Highlights & Insights

  1. Precise Problem Identification: First systematic analysis of the "alignment drift" mechanism in multimodal unlearning, transforming abstract alignment collapse into quantifiable spectral metrics via the Jacobian condition number.
  2. Elegant Simplicity: Only a \(\sin(\cdot)\) transformation is required, with no changes to architecture or loss and <1% parameter overhead, yet it yields a 3-4 order of magnitude improvement in conditioning.
  3. Theory-Practice Loop: Theorem 3.1 strictly proves the bounded Jacobian property of the sine projector, which experiments verify with high precision.
  4. Plug-and-Play: Compatible with various unlearning losses (GD/KL/PO) and can be directly integrated into existing unlearning pipelines.

Limitations & Future Work

  1. Architecture Scope: Primarily optimized for MLP projectors.

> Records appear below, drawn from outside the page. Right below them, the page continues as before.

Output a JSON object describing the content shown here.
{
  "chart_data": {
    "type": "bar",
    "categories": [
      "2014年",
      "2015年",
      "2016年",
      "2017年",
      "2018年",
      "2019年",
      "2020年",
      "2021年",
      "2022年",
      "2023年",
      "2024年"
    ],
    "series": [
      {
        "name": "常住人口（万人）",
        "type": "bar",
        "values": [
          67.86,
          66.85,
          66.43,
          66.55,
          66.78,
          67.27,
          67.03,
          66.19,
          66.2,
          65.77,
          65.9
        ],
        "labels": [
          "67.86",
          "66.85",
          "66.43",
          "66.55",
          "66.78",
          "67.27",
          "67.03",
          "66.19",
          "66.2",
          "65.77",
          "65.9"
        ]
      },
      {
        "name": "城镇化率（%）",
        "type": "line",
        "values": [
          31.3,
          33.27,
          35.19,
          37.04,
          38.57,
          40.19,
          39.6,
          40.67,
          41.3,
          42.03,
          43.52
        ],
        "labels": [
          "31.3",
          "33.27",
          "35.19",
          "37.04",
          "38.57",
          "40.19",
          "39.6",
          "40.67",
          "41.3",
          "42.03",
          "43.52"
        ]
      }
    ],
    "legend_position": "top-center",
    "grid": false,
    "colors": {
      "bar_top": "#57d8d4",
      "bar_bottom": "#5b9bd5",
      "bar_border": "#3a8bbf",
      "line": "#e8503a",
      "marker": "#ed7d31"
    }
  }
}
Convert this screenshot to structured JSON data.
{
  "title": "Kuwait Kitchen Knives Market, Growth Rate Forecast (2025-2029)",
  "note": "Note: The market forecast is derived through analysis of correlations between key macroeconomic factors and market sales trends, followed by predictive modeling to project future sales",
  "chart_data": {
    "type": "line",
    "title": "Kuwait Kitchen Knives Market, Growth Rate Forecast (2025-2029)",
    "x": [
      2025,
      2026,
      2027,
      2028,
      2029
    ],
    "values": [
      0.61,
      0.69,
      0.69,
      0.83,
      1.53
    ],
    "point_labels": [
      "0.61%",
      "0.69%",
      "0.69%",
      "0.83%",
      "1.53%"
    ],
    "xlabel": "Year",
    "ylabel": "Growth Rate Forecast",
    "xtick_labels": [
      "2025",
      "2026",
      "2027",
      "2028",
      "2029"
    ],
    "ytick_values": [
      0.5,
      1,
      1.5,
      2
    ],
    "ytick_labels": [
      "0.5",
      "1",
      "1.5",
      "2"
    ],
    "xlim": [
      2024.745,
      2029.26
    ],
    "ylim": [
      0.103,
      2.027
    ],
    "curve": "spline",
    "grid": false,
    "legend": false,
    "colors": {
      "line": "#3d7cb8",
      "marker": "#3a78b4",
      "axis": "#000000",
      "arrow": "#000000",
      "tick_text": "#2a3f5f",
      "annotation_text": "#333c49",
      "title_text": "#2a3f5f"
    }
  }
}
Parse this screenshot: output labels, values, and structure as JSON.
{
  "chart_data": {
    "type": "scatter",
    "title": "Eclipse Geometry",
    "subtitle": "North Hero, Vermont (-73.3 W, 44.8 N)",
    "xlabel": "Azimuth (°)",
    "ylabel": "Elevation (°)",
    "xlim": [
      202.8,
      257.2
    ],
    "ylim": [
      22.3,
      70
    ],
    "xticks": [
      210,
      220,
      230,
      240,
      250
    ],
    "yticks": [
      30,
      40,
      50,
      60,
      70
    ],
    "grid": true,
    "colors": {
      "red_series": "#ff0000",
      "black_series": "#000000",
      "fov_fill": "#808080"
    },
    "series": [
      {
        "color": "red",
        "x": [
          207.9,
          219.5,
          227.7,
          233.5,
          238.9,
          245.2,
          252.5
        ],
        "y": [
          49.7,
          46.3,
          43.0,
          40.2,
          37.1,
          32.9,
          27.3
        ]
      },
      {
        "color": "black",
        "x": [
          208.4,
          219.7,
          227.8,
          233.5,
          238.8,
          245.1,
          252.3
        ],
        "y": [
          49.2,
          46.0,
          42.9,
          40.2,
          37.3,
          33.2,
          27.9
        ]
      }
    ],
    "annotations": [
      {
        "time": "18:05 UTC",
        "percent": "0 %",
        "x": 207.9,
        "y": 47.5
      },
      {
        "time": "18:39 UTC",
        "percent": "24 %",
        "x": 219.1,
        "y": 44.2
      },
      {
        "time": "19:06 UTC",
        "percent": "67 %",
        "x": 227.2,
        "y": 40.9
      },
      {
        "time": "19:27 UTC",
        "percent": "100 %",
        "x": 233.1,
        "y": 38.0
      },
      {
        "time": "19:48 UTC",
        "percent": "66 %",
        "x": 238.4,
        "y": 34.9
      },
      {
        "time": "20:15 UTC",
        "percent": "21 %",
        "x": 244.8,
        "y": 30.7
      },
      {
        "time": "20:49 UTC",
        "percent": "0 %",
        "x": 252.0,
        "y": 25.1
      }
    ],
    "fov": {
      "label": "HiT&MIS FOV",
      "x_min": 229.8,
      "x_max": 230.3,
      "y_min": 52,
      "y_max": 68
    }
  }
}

While generalization experiments were conducted on Q-Former/Resampler, it has not been verified on deeply interleaved cross-modal architectures like Flamingo.
  2. Semantic Entanglement: Geometric conditioning maintains alignment structure but does not solve semantic entanglement of related concepts—capacity-unlearning tradeoffs independent of conditioning appear when forgetting >25% of the knowledge base.
  3. Lack of Certified Unlearning Guarantees: Post-unlearning adversarial fine-tuning might recover some forgotten information; integration with certified defense mechanisms is needed.
  4. Projector-Only Focus: The joint optimization of sine modulation and LoRA adapters remains unexplored (listed as future work).
  • Unlearning Benchmarks: TOFU, MUSE (Unimodal) → SafeEraser, MLLMU-Bench (Multimodal)—the evaluation ecosystem for multimodal unlearning is rapidly maturing.
  • Multimodal Alignment Geometry: Contrastive learning alignment in CLIP/LiT is revealed by this work to be extremely fragile during unlearning.
  • NTK Theory Application: Extending Jacobian condition number analysis from pre-training/fine-tuning to unlearning is a novel application of the NTK perspective.
  • Inspiration: The bounded transformation approach could generalize to other scenarios requiring "stable modification," such as continual learning or model editing.

Rating

⭐⭐⭐⭐ The problem pinpointing is exceptionally accurate, the method is minimalist yet theoretically grounded, and it achieves SOTA across two benchmarks. The only minor limitation is the focus on the projector layer, leaving broader architecture applicability for future verification.